И, войдя, она двери за собой плотно затворила. Есипов лежал на смертном одре, но, кажется, нисколько не удивился появлению Каховской, вопрос его прозвучал вполне разумно и внятно:
– Чем обязан вашему визиту, сударыня?
Каховская решила не щадить умирающего.
– Петр Василий, – сказала она, – ты сейчас предстанешь перед судией вышним, а потому говори правду… едино лишь правду желаю от тебя слышать. Скажи: ЗАЧЕМ ТЫ УБИЛ ГРУНЮ МЕШКОВУ?
Глаза Есипова, уже померкшие, глядевшие чуть ли не с того света, вдруг яростно блеснули, и казалось, вылезут из орбит.
– Кто, кто, кто сказал? Откуда сие стало известно? – захрипел он, силясь подняться с подушек на локтях.
– Мне об этом сказала… она.
– Кто?
– Сама Груня…
Старый театрал рухнул на подушки, и казалось, что умер.
Но затем все тело Есипова содрогнулось в рыданиях.
– Я думал унести свой грех в могилу, но ты… вы и Груня… Ладно! Пусть так. Скажу все… мне уже ничего не страшно!

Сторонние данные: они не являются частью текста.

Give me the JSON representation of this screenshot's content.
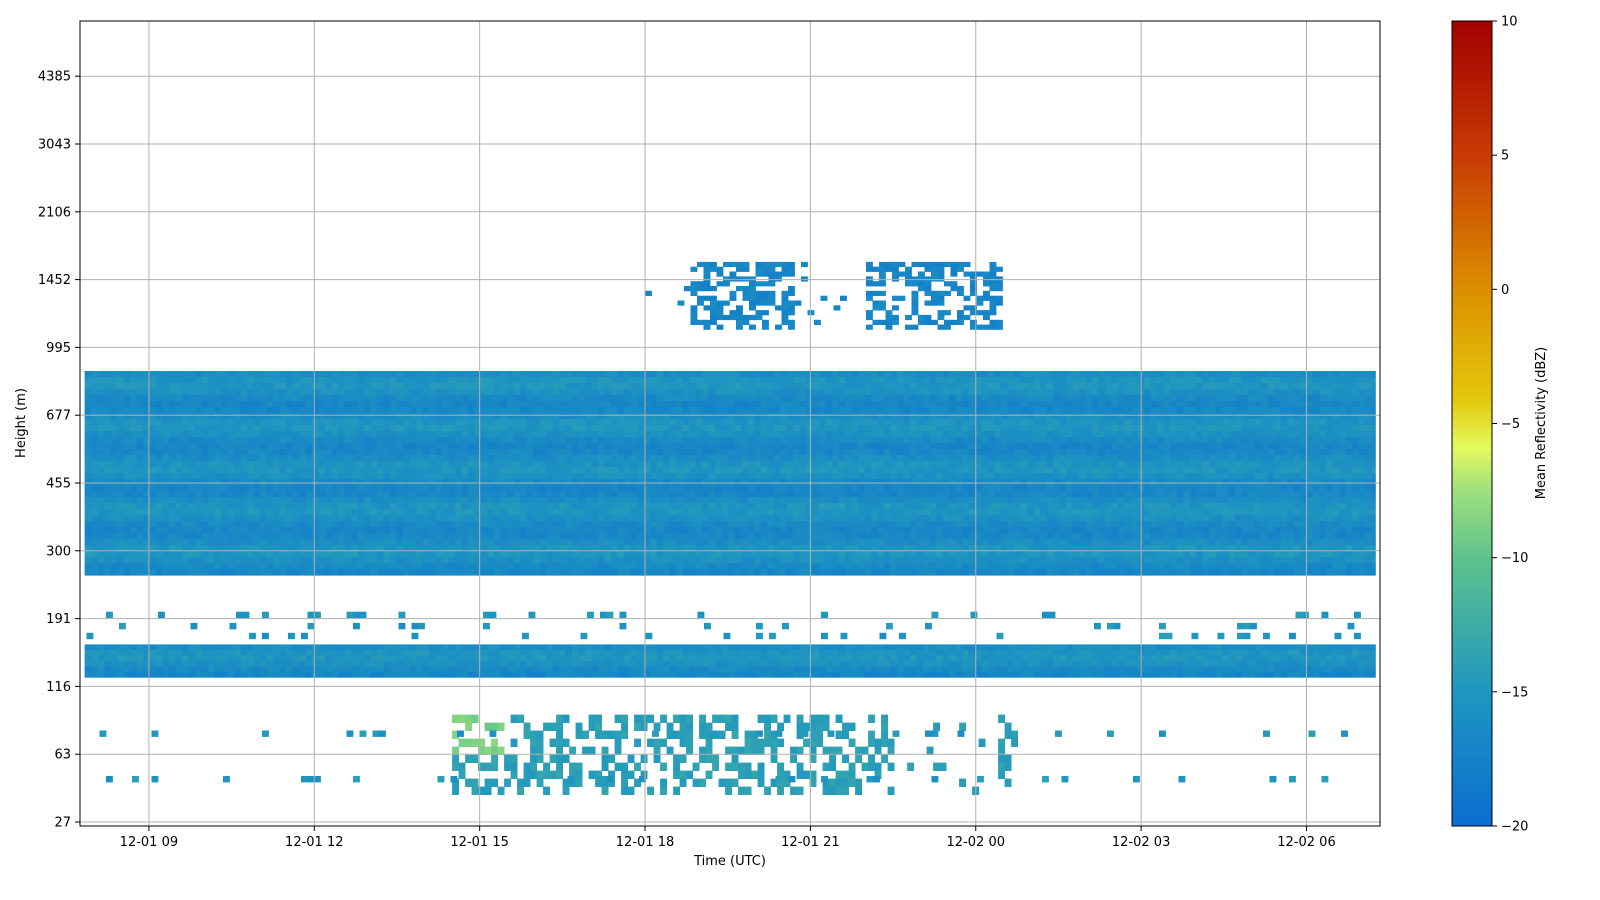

Есипов вдруг горячо заговорил о своей мучительной страсти к театру, разорившему его, он сознался, что Груня Мешкова, самая талантливая актриса на свете, была его последней усладой, он даже помышлял на старости лет жениться на ней.
– Это был драгоценный перл моей сцены и адамант души моей. Ничего не жалел для нее! – выхрипывал из себя умирающий. – Я сапожки ей добрые справил, я бусами ее одарил, а она…

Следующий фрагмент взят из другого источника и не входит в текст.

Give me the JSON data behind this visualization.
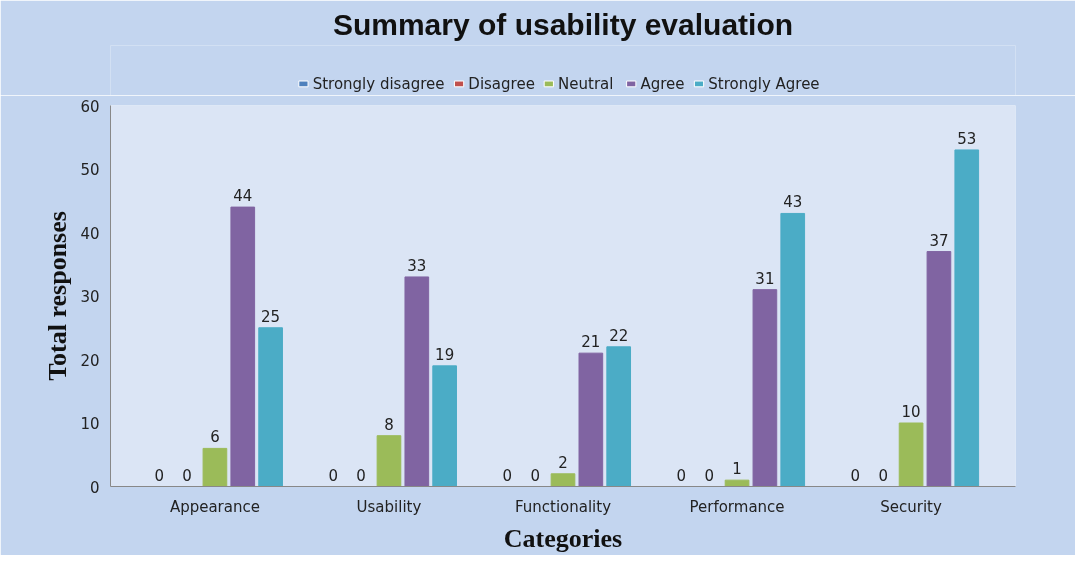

Навзрыд плачущий, Есипов вдруг стал метаться, речь делалась бессвязной, но Каховская все же понимала его. Оказывается, кто-то из лакеев наушничал барину, что Груня неверна ему, собираясь бежать в Москву с одним из крепостных же актеров. В один из вечеров Есипову нашептали, что убедиться в измене он сам может – ночью у нее свидание с любовником в самом конце липовой аллеи. Есипов не стерпел, что крепостная актриса предпочла его, дворянина, крепостному же актеру, и действительно он в самом конце аллеи застал Груню Мешкову.
– Я так любил ее, я так не хотел этого…
– Разве она была не одна? – спросила Каховская.
– Одна, – сознался Есипов.
– Так что же?
– Но я уже не мог слышать никаких ее оправданий. А потом…
Умирающий замолк с открытыми глазами. Каховская напомнила:
– Так что же потом?
– Потом я своими же руками и закопал ее под клумбой в конце той же аллеи. Вот теперь знаете все. Прощайте…
“Затем с ним началась предсмертная агония. Каховская вскричала людей, и Есипов на ее же руках и скончался…”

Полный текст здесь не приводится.